On Tue, 2005-09-27 at 20:56 -0700, Jim Fenton wrote:
The threat analysis is really a requirements document. It neither rules
in or rules out the use of things not currently in the DKIM
specification, such as revocation identifiers or SSP alternatives,
because these are choices that might be made in the design phase.
Threat analysis should not overlook or dismiss deficiencies. Issues
raised were specifically in regard to elements lacking in the current
draft's threat response. As described, these are not extensive
modifications. Nevertheless, integrity of the defense should be more
prominent in a threat analysis and a requirements document.
Actually this document goes somewhat beyond a pure requirements document
because it does discuss the effectiveness of a particular existing
design, dkim-base-00 and dkim-ssp-00, in responding to these threats.

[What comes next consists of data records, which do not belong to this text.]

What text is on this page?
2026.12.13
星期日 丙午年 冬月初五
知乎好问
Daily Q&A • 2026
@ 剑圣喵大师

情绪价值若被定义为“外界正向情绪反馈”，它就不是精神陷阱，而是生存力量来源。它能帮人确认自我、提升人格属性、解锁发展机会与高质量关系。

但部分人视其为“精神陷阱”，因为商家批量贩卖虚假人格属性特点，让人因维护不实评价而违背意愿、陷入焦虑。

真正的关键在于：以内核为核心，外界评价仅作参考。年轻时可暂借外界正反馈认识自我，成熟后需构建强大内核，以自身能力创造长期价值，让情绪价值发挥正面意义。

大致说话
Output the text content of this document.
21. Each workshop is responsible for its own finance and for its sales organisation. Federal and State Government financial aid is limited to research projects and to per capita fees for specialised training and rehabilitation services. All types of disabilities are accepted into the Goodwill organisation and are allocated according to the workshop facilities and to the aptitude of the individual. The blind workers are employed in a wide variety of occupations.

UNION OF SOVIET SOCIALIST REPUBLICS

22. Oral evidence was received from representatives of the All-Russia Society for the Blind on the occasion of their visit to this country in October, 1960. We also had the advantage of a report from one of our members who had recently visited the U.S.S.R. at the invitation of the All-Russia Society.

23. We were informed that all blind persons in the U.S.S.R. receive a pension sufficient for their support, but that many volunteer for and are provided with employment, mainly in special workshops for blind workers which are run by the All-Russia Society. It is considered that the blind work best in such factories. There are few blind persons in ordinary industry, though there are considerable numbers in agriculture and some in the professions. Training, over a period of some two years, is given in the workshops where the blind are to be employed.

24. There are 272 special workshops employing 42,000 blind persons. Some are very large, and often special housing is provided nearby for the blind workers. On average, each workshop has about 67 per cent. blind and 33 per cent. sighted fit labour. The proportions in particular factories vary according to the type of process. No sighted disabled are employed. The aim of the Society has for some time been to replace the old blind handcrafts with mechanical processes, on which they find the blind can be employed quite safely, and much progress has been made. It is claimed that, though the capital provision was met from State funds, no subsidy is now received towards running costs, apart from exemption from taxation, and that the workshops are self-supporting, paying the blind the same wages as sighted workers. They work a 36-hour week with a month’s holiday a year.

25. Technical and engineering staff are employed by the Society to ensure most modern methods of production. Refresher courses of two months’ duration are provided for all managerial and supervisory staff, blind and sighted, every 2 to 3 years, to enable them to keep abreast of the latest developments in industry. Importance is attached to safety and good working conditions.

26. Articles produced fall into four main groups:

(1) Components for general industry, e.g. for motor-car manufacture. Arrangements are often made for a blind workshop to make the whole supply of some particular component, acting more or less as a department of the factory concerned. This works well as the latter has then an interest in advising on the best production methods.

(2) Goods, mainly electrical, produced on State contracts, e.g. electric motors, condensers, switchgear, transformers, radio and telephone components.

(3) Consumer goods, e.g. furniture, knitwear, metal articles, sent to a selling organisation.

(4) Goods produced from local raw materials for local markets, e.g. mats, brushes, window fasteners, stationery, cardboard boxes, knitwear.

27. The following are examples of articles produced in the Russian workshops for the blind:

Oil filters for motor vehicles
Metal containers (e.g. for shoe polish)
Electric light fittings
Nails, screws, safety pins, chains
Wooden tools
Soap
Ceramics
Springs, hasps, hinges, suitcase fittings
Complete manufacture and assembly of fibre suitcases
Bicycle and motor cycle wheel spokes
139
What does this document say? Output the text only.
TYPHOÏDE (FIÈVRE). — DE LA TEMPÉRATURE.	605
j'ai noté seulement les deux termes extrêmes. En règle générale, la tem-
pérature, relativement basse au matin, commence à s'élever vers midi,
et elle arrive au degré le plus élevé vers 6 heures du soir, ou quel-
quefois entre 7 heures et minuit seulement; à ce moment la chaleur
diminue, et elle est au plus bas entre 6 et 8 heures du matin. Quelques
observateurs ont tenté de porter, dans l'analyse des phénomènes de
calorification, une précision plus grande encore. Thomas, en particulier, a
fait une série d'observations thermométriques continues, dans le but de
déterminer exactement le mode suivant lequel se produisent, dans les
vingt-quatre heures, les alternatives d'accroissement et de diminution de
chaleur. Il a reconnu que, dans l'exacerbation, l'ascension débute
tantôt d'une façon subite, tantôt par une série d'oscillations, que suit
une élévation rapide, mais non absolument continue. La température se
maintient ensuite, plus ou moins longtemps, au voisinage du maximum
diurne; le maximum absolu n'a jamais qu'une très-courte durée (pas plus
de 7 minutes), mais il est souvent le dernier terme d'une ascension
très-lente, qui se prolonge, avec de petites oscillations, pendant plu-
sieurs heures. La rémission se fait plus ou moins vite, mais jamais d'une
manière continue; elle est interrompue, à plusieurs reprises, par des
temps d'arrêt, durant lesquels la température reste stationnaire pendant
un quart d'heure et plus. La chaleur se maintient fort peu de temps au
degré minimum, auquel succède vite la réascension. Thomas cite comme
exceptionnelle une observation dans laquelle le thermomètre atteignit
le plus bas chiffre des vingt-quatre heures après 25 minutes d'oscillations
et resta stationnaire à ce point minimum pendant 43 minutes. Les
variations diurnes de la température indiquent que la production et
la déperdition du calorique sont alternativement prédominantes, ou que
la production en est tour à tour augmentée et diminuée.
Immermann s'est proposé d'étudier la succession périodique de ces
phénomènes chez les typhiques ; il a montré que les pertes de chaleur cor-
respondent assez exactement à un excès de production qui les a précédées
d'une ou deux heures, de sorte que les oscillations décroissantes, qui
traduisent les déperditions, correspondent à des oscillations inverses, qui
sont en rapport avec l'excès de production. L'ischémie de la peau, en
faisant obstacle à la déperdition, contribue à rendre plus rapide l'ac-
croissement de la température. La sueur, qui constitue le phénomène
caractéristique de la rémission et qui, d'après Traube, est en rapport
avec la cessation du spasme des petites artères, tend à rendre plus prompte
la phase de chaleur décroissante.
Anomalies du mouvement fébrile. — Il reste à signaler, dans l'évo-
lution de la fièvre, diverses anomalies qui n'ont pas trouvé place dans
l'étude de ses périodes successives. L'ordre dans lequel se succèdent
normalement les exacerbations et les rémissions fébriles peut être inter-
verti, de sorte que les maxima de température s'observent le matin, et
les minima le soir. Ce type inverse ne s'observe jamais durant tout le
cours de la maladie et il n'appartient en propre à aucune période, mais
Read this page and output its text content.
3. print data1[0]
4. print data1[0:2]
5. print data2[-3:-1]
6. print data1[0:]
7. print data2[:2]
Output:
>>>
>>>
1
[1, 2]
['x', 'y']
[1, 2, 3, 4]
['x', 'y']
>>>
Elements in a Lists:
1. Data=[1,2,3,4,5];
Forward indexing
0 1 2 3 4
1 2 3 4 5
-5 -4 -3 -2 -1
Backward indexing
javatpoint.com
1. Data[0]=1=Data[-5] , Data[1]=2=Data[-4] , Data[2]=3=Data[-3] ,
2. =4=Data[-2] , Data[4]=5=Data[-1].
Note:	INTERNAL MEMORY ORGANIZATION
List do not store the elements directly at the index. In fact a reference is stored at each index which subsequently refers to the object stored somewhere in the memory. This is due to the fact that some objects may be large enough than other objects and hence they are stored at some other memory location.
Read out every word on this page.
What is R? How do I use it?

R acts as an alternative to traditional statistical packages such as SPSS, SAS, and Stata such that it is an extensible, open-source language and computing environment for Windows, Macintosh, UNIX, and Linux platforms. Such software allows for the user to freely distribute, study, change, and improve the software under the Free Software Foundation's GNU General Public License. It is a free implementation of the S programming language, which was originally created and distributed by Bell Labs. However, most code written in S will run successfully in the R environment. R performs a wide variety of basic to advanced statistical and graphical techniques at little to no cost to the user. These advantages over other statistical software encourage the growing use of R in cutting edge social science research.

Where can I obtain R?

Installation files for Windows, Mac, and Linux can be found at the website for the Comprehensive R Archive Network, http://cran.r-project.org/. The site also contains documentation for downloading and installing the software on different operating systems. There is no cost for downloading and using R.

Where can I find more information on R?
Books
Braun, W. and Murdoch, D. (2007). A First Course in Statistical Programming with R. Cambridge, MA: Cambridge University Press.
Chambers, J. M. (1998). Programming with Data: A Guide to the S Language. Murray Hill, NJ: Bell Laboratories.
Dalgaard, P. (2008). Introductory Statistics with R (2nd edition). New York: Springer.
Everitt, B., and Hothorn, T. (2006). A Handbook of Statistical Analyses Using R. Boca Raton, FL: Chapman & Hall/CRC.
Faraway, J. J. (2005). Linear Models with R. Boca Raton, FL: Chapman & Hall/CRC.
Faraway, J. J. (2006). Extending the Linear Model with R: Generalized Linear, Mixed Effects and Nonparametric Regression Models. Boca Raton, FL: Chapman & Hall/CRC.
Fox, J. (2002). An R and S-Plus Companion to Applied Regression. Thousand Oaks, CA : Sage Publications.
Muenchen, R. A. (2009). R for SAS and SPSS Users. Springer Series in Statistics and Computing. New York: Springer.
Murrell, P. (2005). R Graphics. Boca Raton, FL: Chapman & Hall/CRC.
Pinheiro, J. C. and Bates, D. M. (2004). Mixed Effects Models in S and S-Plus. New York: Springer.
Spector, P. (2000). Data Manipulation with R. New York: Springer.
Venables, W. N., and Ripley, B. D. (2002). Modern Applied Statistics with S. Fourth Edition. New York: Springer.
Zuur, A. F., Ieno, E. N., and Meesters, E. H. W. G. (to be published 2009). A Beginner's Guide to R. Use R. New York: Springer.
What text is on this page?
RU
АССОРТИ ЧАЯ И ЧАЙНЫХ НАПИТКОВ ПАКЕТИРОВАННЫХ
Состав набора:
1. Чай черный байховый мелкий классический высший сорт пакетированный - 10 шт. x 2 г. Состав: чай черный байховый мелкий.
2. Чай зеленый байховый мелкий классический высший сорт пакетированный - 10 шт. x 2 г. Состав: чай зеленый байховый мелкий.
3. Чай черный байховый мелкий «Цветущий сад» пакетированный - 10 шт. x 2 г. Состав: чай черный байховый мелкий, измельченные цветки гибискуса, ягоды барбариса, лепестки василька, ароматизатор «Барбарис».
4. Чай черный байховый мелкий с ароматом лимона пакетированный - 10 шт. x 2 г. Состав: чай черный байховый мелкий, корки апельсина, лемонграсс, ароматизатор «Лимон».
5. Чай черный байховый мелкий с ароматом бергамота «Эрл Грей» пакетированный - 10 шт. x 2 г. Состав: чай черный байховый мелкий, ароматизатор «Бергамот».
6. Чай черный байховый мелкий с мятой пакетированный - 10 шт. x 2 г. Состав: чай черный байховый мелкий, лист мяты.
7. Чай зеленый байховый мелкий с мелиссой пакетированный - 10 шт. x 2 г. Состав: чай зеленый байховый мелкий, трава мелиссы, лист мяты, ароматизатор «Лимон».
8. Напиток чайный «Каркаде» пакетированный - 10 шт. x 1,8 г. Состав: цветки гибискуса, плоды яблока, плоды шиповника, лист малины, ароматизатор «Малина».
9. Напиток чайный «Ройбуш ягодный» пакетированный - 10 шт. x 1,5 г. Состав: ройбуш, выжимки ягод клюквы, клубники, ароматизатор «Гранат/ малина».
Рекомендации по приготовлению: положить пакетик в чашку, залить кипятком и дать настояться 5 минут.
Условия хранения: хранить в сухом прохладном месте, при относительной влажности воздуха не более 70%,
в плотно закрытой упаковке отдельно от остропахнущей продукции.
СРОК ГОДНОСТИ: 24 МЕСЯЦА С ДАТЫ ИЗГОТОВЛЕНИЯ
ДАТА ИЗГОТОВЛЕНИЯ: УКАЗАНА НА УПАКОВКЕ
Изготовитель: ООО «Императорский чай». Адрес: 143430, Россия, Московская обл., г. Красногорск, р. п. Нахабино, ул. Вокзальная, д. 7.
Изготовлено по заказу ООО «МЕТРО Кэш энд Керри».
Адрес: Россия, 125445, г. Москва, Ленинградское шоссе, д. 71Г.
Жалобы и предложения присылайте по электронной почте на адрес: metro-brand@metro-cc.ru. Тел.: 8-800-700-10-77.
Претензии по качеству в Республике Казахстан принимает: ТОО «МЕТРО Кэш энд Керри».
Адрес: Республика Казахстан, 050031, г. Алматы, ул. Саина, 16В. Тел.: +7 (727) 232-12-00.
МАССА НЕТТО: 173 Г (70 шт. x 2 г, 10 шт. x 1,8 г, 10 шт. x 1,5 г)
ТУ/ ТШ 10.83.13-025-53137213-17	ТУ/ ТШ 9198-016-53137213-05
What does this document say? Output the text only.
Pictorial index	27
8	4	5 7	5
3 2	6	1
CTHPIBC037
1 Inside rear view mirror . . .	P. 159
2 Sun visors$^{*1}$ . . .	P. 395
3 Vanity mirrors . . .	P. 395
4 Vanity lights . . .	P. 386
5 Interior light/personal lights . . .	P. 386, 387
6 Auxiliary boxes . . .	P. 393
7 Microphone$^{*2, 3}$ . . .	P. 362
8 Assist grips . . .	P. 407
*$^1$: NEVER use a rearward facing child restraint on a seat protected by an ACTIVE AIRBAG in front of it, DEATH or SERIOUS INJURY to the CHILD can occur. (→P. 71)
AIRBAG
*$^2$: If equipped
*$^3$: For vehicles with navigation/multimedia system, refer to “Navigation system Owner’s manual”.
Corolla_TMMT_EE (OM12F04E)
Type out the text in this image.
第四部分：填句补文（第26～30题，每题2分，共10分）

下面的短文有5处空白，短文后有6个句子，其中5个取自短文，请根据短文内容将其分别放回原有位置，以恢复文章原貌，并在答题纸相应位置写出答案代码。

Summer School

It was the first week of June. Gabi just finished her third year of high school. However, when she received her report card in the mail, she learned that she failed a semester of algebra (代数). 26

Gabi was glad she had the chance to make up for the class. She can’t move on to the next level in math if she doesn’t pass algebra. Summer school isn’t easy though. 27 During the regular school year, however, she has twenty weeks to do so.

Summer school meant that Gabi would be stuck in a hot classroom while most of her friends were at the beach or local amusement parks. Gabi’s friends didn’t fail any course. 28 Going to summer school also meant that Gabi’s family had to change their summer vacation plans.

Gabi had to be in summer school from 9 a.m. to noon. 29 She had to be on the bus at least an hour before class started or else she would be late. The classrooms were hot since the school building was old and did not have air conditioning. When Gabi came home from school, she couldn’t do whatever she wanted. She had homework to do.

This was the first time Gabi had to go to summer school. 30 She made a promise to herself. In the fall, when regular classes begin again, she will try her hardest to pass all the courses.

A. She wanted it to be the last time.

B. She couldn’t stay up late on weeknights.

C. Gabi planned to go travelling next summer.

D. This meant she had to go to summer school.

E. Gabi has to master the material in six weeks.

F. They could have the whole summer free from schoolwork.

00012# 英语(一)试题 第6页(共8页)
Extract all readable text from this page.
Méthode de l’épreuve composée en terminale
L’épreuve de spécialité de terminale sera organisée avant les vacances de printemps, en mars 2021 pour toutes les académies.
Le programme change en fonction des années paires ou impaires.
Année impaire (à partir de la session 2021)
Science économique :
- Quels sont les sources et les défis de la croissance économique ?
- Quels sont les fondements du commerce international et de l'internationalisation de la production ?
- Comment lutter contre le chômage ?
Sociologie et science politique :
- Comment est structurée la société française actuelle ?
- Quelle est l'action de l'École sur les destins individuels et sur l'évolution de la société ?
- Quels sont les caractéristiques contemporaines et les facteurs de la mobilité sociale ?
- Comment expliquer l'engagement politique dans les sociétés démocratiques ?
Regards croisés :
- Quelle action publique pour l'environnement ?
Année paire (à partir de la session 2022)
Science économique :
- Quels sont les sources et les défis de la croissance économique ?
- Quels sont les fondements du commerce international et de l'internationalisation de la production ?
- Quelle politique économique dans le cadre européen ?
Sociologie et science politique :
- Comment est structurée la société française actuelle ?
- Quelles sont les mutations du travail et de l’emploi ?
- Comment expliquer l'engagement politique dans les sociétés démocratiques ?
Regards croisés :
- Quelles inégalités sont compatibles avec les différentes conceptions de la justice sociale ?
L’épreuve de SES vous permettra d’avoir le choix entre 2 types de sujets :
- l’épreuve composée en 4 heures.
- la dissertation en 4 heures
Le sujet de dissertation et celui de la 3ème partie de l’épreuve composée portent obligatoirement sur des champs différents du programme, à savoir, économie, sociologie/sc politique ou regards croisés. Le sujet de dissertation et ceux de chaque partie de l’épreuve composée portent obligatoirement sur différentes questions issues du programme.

This is intended to illustrate the approximate effectiveness of
something that approximates DKIM, to show (hopefully) that it does
something useful and is worthy of the formation of a working group. It
is not intended to preclude further improvement of the specifications.
SSP requires considerable support and overhead introducing mailbox-
domain authorization registrations. Contrast either rigid or open-ended
mailbox-domain authorizations to bindings of correspondent identifiers
directly obtainable from signed messages. In addition, mailbox-domain
authorization includes risk where reputation accrual may be unfairly
based upon exploitable authorizations. Either choice of a rigid or an
open-ended authorization scheme reduces email delivery integrity.
While considering effective responses to threats, DKIM should also
strive to reduce costs incurred by recipients to ensure successful
deployment. Reduction of collateral blocking represents a cost savings.
Reduction in reliance upon third-party reputation or filtering services
would be another. In addition to providing an effective threat
response, there are cost benefits derived from inclusion of an opaque-
identifier and a responsive opaque-identifier revocation mechanism.
Without ensuring effective defenses against expected threats, reputation
of the sender becomes worthless and DKIM can not be sustained. Reliance
upon third-party filtering services would not be a compelling. Support
issues when changing normal practices would also risk deployment.